11/15/2004 By: Susan McLester, Editor in Chief
With shrinking budgets and increasing demands to track and support student progress, train staff, customize each learner's instructional experience, and keep pace with the newest workplace technologies, the smart allocation of funds is more essential than ever for schools. With that in mind, we have chosen to focus on the bottom line in this month's cover feature, "Top 10 Returns on Investment."
In this article you'll find we've interpreted the word "technology" very broadly. The investments we recommend range from staff support positions to online subscriptions, high-speed Internet access, and even the basic technology of classroom microphones. Given the present belt-tightening climate in education today, agreeing on this year's top 10 theme was not a difficult editorial choice. However, given the diversity of circumstances in schools and districts, determining which investments might work for all was a bit more of a challenge. For instance, in an ideal world, every school would have an on-site dedicated staff development professional and a full-time tech support person as well. In "Shoring Up Your Staff," author Judy Salpeter profiles some ambitious districts who've found the means to experiment with this arrangement. But in the full text of this article (for which we send you to www.techlearning.com/story/showArticle.jhtml?articleID=52601632), she also moves beyond this model to look a range of additional ways districts can provide both timely professional development and tech support through teams, student mentors, help desks, and other means.

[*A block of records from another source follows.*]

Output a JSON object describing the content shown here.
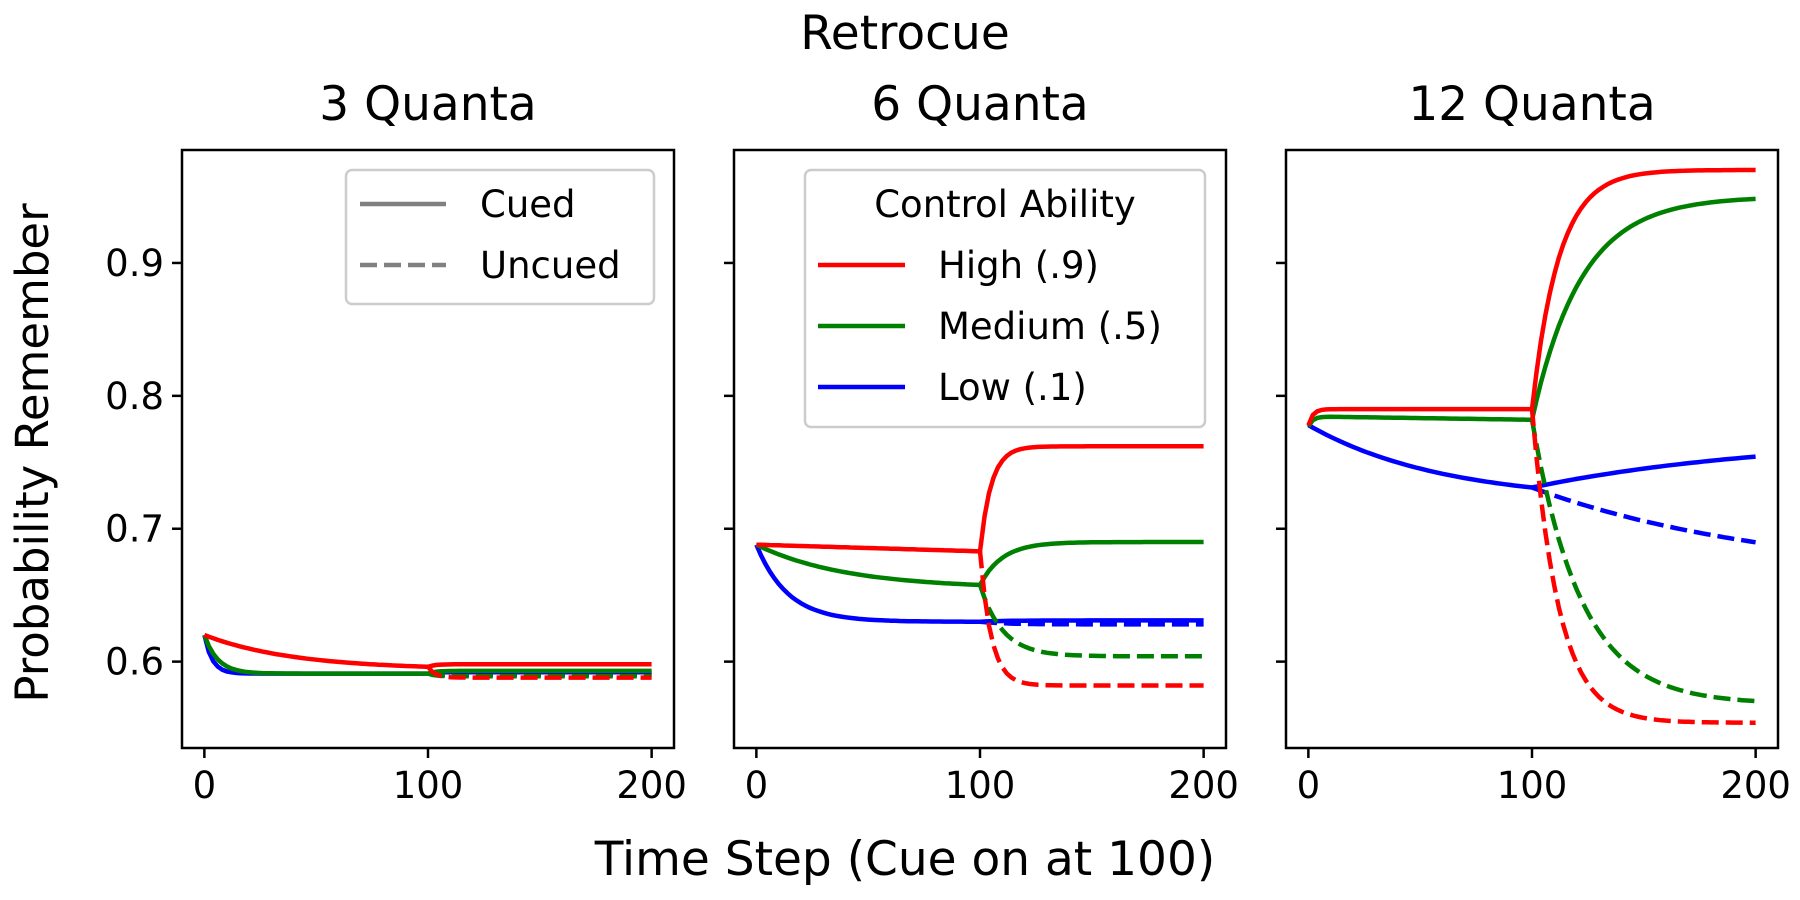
{
  "chart_data": {
    "type": "line",
    "title": "Retrocue",
    "xlabel": "Time Step (Cue on at 100)",
    "ylabel": "Probability Remember",
    "xlim": [
      -10,
      210
    ],
    "ylim": [
      0.535,
      0.985
    ],
    "xticks": [
      0,
      100,
      200
    ],
    "yticks": [
      0.6,
      0.7,
      0.8,
      0.9
    ],
    "ytick_labels": [
      "0.6",
      "0.7",
      "0.8",
      "0.9"
    ],
    "xtick_labels": [
      "0",
      "100",
      "200"
    ],
    "sharey": true,
    "grid": false,
    "colors": {
      "high": "#ff0000",
      "medium": "#008000",
      "low": "#0000ff",
      "style_legend": "#808080"
    },
    "style_legend": {
      "placement": "top-right of first panel",
      "entries": [
        {
          "label": "Cued",
          "linestyle": "solid"
        },
        {
          "label": "Uncued",
          "linestyle": "dashed"
        }
      ]
    },
    "color_legend": {
      "title": "Control Ability",
      "placement": "top-right of second panel",
      "entries": [
        {
          "label": "High (.9)",
          "color": "#ff0000"
        },
        {
          "label": "Medium (.5)",
          "color": "#008000"
        },
        {
          "label": "Low (.1)",
          "color": "#0000ff"
        }
      ]
    },
    "panels": [
      {
        "title": "3 Quanta",
        "start": 0.62,
        "series": {
          "high": {
            "pre": 0.594,
            "pre_tau": 40,
            "pre_shape": "exp",
            "cued": 0.598,
            "uncued": 0.588,
            "post_tau": 3
          },
          "medium": {
            "pre": 0.591,
            "pre_tau": 6,
            "pre_shape": "exp",
            "cued": 0.593,
            "uncued": 0.589,
            "post_tau": 3
          },
          "low": {
            "pre": 0.591,
            "pre_tau": 3.5,
            "pre_shape": "exp",
            "cued": 0.592,
            "uncued": 0.59,
            "post_tau": 3
          }
        }
      },
      {
        "title": "6 Quanta",
        "start": 0.688,
        "series": {
          "high": {
            "pre": 0.683,
            "pre_shape": "linear",
            "cued": 0.762,
            "uncued": 0.582,
            "post_tau": 5
          },
          "medium": {
            "pre": 0.655,
            "pre_tau": 40,
            "pre_shape": "exp",
            "cued": 0.69,
            "uncued": 0.604,
            "post_tau": 10
          },
          "low": {
            "pre": 0.63,
            "pre_tau": 14,
            "pre_shape": "exp",
            "cued": 0.631,
            "uncued": 0.628,
            "post_tau": 12
          }
        }
      },
      {
        "title": "12 Quanta",
        "start": 0.778,
        "series": {
          "high": {
            "pre": 0.79,
            "pre_tau": 2,
            "pre_shape": "exp",
            "cued": 0.97,
            "uncued": 0.554,
            "post_tau": 12
          },
          "medium": {
            "pre": 0.782,
            "pre_shape": "flat_rise",
            "cued": 0.95,
            "uncued": 0.568,
            "post_tau": 22
          },
          "low": {
            "pre": 0.731,
            "pre_shape": "linear_curve",
            "cued": 0.77,
            "uncued": 0.662,
            "post_tau": 110
          }
        }
      }
    ]
  }
}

In addition to the 10 finalists, we thought you might be interested to know about the runners-up. Almost making it were tablet computers (see Product Spotlight), Voice over IP, mobile labs, digital whiteboards, and online authoring tools. Stay tuned for more on those solutions as we continue to cover them in Reviews, Trend Watch, and other departments throughout the year.

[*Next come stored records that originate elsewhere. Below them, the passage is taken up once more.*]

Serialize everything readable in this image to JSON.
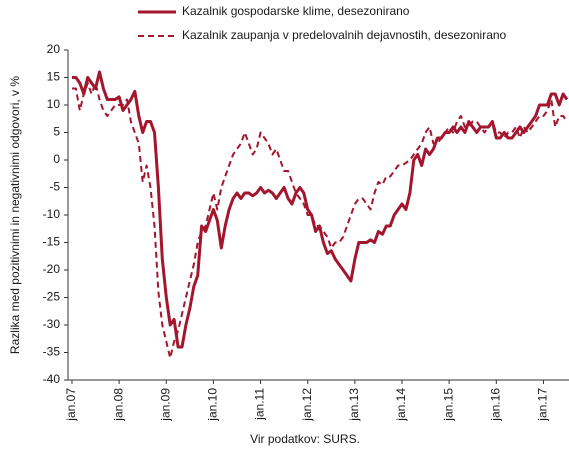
{
  "chart_data": {
    "type": "line",
    "y_label": "Razlika med pozitivnimi in negativnimi odgovori, v %",
    "source": "Vir podatkov: SURS.",
    "categories": [
      "jan.07",
      null,
      null,
      null,
      null,
      null,
      null,
      null,
      null,
      null,
      null,
      null,
      "jan.08",
      null,
      null,
      null,
      null,
      null,
      null,
      null,
      null,
      null,
      null,
      null,
      "jan.09",
      null,
      null,
      null,
      null,
      null,
      null,
      null,
      null,
      null,
      null,
      null,
      "jan.10",
      null,
      null,
      null,
      null,
      null,
      null,
      null,
      null,
      null,
      null,
      null,
      "jan.11",
      null,
      null,
      null,
      null,
      null,
      null,
      null,
      null,
      null,
      null,
      null,
      "jan.12",
      null,
      null,
      null,
      null,
      null,
      null,
      null,
      null,
      null,
      null,
      null,
      "jan.13",
      null,
      null,
      null,
      null,
      null,
      null,
      null,
      null,
      null,
      null,
      null,
      "jan.14",
      null,
      null,
      null,
      null,
      null,
      null,
      null,
      null,
      null,
      null,
      null,
      "jan.15",
      null,
      null,
      null,
      null,
      null,
      null,
      null,
      null,
      null,
      null,
      null,
      "jan.16",
      null,
      null,
      null,
      null,
      null,
      null,
      null,
      null,
      null,
      null,
      null,
      "jan.17",
      null,
      null,
      null,
      null,
      null,
      null
    ],
    "series": [
      {
        "name": "Kazalnik gospodarske klime, desezonirano",
        "color": "#a3162e",
        "dash": false,
        "values": [
          15,
          15,
          14,
          12,
          15,
          14,
          13,
          16,
          13,
          11,
          11,
          11,
          11.5,
          9,
          10,
          11,
          12.5,
          8,
          5,
          7,
          7,
          5,
          -5,
          -18,
          -25,
          -30,
          -29,
          -34,
          -34,
          -30,
          -27,
          -23,
          -21,
          -12,
          -13,
          -11,
          -9,
          -11,
          -16,
          -12,
          -9,
          -7,
          -6,
          -7,
          -6,
          -6,
          -6.5,
          -6,
          -5,
          -6,
          -5.5,
          -6,
          -7,
          -6,
          -5,
          -7,
          -8,
          -6,
          -5,
          -6,
          -9,
          -10,
          -13,
          -12,
          -15,
          -17,
          -16.5,
          -18,
          -19,
          -20,
          -21,
          -22,
          -18,
          -15,
          -15,
          -15,
          -14.5,
          -15,
          -13,
          -13.5,
          -12,
          -12,
          -10,
          -9,
          -8,
          -9,
          -6,
          0,
          1,
          -1,
          2,
          1,
          2,
          4,
          4,
          5,
          5,
          6,
          5,
          6,
          5,
          7,
          6,
          5,
          6,
          6,
          6,
          7,
          4,
          4,
          5,
          4,
          4,
          5,
          6,
          5,
          6,
          7,
          8,
          10,
          10,
          10,
          12,
          12,
          10,
          12,
          11
        ]
      },
      {
        "name": "Kazalnik zaupanja v predelovalnih dejavnostih, desezonirano",
        "color": "#a3162e",
        "dash": true,
        "values": [
          13,
          13,
          9,
          12,
          14,
          12,
          14,
          11,
          9,
          8,
          9,
          10,
          10,
          10,
          11,
          7,
          5,
          3,
          -4,
          -1,
          -5,
          -12,
          -24,
          -30,
          -33,
          -36,
          -33,
          -31,
          -28,
          -25,
          -22,
          -19,
          -15,
          -13,
          -12,
          -9,
          -6,
          -9,
          -5,
          -3,
          -1,
          1,
          2,
          3,
          5,
          3,
          1,
          2,
          5,
          4,
          3,
          1,
          2,
          0,
          -2,
          -2,
          -4,
          -6,
          -7,
          -8,
          -10,
          -10,
          -12,
          -12,
          -13,
          -14,
          -16,
          -15,
          -15,
          -14,
          -12,
          -10,
          -8,
          -7,
          -7,
          -8,
          -9,
          -6,
          -4,
          -4.5,
          -3,
          -3,
          -2,
          -1,
          -1,
          -0.5,
          0,
          1,
          2,
          3,
          5,
          6,
          3,
          3,
          4,
          5,
          6,
          5,
          7,
          8,
          6,
          6,
          7,
          7,
          6,
          5,
          6,
          7,
          5,
          5,
          4,
          5,
          5,
          6,
          4,
          6,
          5,
          6,
          7,
          8,
          8,
          9,
          11,
          6,
          8,
          8,
          7
        ]
      }
    ],
    "ylim": [
      -40,
      20
    ],
    "yticks": [
      -40,
      -35,
      -30,
      -25,
      -20,
      -15,
      -10,
      -5,
      0,
      5,
      10,
      15,
      20
    ]
  }
}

And lastly, we received so many-and so many impassioned-responses to September's QuickPoll question about the appropriateness of the super-high salary of new Miami-Dade superintendent Rudy Crew (see details on this month's Back Page), that I'd like to end this column with some additional remarks worth noting.
"If he knows how to turn around a major at-risk school district, no amount of money would be too much for his salary."
"This salary is ridiculous, especially in a school system that cannot afford to give its teachers a raise."
"My questions are: Who is checking to be sure he is earning his keep and what are the ramifications if he doesn't come through?"